Government introduced a new $500 note replacing the existing $500 one last month.


It then threatened individuals and organi-sations holding Zimbabwean currency outside the country’s borders that if they did not return the cash it would become “worthless”.


“The number of cash withdrawals was only marginally down from 344 227 in May to 284 952 in June,” Cabs said.


“The number of ATM withdrawals over the same period went down from 258 265 to 43 290 due to unavailability of cash in ATMs while the number of point of sale transactions went up from 237 909 to 362 657.”


The building society said in October last year it received a total of $450 million in cash from its bankers.


In May this year however Cabs received $50 million and in June $280 million.


“Taking the monthly rate of inflation into account these figures indicate the severity of the cash shortages being experienced by Cabs,” the spokesperson said.


“Exacerbating this shortage of cash is the fact that many normal merchants are not depositing cash in banks or building societies because cash can be sold at a premium.

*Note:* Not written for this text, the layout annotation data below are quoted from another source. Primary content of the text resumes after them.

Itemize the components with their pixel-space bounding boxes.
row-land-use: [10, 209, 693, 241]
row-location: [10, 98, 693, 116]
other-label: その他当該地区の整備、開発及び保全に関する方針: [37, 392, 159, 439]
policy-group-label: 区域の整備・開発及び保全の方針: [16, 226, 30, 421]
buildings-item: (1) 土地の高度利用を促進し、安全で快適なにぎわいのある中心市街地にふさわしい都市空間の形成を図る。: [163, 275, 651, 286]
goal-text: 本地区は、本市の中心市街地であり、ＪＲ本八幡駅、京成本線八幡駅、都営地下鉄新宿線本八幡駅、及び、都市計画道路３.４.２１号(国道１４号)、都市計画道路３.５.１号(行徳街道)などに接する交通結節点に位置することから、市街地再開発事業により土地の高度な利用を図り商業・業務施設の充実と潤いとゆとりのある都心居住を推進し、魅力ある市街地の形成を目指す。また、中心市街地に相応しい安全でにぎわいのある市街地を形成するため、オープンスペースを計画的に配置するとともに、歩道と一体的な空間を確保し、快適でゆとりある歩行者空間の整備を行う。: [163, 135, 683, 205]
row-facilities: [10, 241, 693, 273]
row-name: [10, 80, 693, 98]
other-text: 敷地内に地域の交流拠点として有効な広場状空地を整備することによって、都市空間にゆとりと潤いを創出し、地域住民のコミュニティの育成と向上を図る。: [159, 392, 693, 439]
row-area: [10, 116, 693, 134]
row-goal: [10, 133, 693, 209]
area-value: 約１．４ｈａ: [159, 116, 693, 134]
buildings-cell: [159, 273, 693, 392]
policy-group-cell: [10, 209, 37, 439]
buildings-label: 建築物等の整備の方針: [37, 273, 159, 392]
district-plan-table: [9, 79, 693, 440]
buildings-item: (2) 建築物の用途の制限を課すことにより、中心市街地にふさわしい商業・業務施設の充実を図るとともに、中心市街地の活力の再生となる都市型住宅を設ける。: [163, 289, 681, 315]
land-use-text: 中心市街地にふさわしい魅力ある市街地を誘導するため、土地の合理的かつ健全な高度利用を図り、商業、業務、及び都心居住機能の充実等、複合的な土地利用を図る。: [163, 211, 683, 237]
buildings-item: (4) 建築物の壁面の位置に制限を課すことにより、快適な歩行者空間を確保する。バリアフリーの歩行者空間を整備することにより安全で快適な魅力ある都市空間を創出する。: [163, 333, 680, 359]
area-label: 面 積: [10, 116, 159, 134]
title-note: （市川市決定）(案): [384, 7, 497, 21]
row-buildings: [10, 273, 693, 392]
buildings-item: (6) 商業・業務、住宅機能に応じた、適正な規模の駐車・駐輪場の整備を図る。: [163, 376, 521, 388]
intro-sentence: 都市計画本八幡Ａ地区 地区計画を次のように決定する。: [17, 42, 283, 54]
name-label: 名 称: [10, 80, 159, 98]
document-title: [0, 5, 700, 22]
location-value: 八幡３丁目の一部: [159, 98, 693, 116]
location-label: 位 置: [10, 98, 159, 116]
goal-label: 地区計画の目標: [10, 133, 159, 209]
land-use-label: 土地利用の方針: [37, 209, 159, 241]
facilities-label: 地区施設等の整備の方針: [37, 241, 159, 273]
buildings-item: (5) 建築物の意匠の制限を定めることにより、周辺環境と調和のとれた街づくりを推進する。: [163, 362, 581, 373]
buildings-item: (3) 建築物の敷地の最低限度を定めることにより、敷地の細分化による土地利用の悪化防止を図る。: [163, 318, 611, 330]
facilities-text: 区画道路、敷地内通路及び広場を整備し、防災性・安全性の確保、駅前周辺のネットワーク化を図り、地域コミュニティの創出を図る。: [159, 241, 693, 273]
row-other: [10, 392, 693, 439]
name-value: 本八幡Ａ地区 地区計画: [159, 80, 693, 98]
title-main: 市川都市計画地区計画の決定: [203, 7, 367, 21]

While understanding and sy-mpathising with the inconvenience caused to clients, Cabs is unable to control the cash shortage.”


Murerwa said in a bid to solve the cash crisis government outlawed the repatriation of cash outside Zimbabwe through the gazetting of Statutory Instrument 163 of 2003.


To prevent cash hoarding and unlawful trading in cash, both by traders and individuals, government gazetted Statutory Instrument 171 of 2003 meant to ensure accountability of all cash generated and result in the re-channeling of deposits back into the banking sector.